Beyond the immediate benefit of food safety, I wrote last year about the broader social benefits offered by tight-knit, self-sufficient local economies. In today’s tenuous international climate — where globalization is no longer the rule — returning production and consumption to close proximity will strengthen local communities against the increasingly harsh winds of international trade and establish vibrant socioeconomic life at a small scale. These are the kind of social benefits that local agriculture can offer — and the kind of benefits that the current farm bill does not encourage because of its biased subsidy structure. 

Unfortunately, this bias in the farm bill is structural, a result of political reality and unlikely to change soon. There are, however, opportunities for moderate change within some farm bill programs that can accomplish these local priorities for New England farms. The three largest environmental incentives programs in the farm bill — the Conservation Reserve Program, the Conservation Stewardship Program and the Environmental Quality Incentives Program — distribute subsidies based on faulty formulas that do not account for populations that stand to benefit from environmentally-friendly farm management in New England. 

CRP, for example, does not account for the millions of people who live in close proximity to New England farms along the Connecticut and Hudson Rivers who stand to benefit from water quality improvements caused by better farm management upriver. Instead, the CRP concentrates on preserving arid Great Plains land threatened by erosion and habitat destruction — a noble goal, to be sure, but arguably, not as important as improving drinking water quality for the millions who live near New England farms. 

CSP and EQIP suffer from the same bias by indexing their payouts to state-level measures of farm activity.
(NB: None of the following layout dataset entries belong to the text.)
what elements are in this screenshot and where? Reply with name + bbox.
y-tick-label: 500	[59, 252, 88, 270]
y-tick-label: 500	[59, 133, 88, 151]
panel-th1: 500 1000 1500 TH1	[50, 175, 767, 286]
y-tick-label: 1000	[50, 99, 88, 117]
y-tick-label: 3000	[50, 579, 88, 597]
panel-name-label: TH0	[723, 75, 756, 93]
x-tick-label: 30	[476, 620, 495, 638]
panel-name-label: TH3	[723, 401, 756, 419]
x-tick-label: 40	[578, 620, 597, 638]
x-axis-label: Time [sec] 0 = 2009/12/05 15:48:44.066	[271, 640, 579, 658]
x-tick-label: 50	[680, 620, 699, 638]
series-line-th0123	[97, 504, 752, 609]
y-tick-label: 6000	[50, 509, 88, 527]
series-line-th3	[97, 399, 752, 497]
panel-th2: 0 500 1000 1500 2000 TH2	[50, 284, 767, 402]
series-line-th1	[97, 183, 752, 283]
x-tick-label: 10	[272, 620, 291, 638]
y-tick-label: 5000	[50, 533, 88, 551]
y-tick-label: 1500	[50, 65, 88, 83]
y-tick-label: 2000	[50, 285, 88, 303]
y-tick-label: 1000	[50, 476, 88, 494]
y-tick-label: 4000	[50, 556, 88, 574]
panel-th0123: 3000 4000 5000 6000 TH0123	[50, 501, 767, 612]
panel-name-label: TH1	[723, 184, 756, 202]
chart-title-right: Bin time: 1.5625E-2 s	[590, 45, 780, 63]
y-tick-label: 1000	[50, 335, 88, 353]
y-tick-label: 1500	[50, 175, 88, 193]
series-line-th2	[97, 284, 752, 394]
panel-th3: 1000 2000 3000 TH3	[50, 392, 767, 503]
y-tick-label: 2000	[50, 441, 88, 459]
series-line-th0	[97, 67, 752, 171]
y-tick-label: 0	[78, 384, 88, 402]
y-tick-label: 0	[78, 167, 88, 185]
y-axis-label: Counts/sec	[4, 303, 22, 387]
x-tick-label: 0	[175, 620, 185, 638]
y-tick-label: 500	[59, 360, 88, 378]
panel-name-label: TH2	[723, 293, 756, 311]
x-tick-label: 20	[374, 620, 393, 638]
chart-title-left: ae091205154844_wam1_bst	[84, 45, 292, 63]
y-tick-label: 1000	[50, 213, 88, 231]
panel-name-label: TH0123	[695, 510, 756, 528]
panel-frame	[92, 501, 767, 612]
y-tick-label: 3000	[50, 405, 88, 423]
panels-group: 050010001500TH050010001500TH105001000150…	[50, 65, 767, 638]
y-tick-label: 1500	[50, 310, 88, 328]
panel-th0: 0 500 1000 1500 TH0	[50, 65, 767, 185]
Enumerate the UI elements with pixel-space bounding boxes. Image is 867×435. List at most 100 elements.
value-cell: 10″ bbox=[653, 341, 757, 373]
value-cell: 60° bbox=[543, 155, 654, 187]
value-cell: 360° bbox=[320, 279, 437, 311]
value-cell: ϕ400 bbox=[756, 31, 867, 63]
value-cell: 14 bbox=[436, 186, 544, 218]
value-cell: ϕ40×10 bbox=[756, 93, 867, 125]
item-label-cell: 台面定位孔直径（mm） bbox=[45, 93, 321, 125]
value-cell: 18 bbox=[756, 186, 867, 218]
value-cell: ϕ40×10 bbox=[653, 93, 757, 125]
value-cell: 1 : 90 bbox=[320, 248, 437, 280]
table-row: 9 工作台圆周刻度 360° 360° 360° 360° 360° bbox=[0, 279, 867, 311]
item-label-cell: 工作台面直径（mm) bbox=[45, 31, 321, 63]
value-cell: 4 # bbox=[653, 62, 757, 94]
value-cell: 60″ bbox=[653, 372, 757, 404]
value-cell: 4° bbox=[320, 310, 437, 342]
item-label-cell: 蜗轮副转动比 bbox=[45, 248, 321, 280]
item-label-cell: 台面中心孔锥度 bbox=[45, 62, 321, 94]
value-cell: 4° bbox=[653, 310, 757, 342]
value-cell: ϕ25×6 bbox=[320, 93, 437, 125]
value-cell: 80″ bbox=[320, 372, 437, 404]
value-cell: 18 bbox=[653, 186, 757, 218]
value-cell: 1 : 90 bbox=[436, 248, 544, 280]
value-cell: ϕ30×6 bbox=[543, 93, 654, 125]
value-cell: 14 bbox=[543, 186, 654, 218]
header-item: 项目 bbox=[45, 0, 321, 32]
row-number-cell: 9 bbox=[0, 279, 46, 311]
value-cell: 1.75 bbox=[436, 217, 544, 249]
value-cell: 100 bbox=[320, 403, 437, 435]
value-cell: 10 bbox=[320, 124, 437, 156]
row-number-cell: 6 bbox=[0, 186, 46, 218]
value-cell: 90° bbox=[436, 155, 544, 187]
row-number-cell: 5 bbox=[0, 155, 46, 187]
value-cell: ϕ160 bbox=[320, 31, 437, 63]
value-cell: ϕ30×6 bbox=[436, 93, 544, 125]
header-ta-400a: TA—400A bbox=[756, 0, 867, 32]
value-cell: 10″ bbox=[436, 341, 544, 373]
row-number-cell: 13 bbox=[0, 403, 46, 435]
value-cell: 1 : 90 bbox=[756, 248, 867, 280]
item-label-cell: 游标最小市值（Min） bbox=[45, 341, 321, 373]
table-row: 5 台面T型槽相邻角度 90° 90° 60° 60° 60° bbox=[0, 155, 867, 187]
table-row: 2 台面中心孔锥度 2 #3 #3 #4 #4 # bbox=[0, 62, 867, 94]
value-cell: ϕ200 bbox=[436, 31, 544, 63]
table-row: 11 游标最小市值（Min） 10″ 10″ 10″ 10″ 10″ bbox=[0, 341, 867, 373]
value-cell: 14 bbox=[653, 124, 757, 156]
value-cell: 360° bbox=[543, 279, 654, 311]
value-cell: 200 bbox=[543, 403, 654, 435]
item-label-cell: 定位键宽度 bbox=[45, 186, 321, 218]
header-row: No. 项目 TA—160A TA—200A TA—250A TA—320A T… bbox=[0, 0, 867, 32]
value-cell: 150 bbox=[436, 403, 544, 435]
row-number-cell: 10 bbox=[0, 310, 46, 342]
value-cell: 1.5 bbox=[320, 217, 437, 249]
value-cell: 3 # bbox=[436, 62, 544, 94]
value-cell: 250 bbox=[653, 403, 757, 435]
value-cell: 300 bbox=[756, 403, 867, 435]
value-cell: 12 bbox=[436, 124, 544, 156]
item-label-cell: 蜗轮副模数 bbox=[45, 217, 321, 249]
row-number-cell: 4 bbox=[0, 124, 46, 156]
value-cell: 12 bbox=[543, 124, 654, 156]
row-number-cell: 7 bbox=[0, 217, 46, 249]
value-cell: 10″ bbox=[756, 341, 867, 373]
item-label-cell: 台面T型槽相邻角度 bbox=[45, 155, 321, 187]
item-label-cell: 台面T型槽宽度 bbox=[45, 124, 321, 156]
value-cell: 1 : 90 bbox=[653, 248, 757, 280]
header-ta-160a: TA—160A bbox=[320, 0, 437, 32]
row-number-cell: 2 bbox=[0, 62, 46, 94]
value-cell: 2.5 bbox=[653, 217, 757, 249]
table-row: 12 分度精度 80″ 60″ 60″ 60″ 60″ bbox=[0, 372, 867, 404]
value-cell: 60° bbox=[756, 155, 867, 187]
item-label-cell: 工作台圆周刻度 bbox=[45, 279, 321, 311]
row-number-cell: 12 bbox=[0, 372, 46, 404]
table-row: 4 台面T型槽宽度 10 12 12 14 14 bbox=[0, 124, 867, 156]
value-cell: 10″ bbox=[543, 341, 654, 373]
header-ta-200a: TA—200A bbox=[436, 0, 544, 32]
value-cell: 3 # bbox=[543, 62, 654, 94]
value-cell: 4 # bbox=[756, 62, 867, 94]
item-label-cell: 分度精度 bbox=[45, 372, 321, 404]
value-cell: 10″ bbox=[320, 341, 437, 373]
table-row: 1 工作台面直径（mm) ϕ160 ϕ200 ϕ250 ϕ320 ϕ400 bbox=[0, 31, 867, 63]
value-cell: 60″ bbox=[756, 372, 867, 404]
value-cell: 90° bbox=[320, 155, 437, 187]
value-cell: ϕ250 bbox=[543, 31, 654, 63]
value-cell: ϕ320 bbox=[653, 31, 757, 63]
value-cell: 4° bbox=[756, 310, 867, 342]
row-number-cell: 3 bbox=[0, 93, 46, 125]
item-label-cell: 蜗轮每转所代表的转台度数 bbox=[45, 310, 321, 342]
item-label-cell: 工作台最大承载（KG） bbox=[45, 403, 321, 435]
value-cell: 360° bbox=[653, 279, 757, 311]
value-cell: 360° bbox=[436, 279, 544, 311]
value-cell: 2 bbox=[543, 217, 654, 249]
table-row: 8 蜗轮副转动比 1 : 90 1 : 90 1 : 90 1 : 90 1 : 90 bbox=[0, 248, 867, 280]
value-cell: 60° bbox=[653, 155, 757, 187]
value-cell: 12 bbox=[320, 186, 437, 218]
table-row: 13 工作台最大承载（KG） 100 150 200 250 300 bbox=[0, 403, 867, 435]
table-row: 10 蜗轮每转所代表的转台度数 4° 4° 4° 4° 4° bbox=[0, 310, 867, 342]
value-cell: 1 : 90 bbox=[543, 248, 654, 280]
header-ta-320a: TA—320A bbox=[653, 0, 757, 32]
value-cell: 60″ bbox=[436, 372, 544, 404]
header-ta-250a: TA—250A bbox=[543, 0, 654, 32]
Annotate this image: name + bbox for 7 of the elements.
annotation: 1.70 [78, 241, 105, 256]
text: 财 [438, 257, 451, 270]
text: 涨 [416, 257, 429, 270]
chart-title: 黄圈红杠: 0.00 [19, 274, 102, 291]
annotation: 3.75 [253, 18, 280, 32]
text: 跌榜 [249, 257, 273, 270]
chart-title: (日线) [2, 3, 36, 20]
Consequently, most of these programs’ money goes to the agricultural centers in the middle of the country. All three of these programs miss out on high-impact conservation opportunities because they do not account for impacts on population centers, and they are biased towards states with high aggregate farm activity. 

Despite their small size, New England farms provide invaluable services to their communities in the form of local socioeconomic vitality. The farm bill should make changes to its subsidy distribution system to reflect these non-economic benefits. 

Opinion articles represent the views of their author(s), which are not necessarily those of The Dartmouth.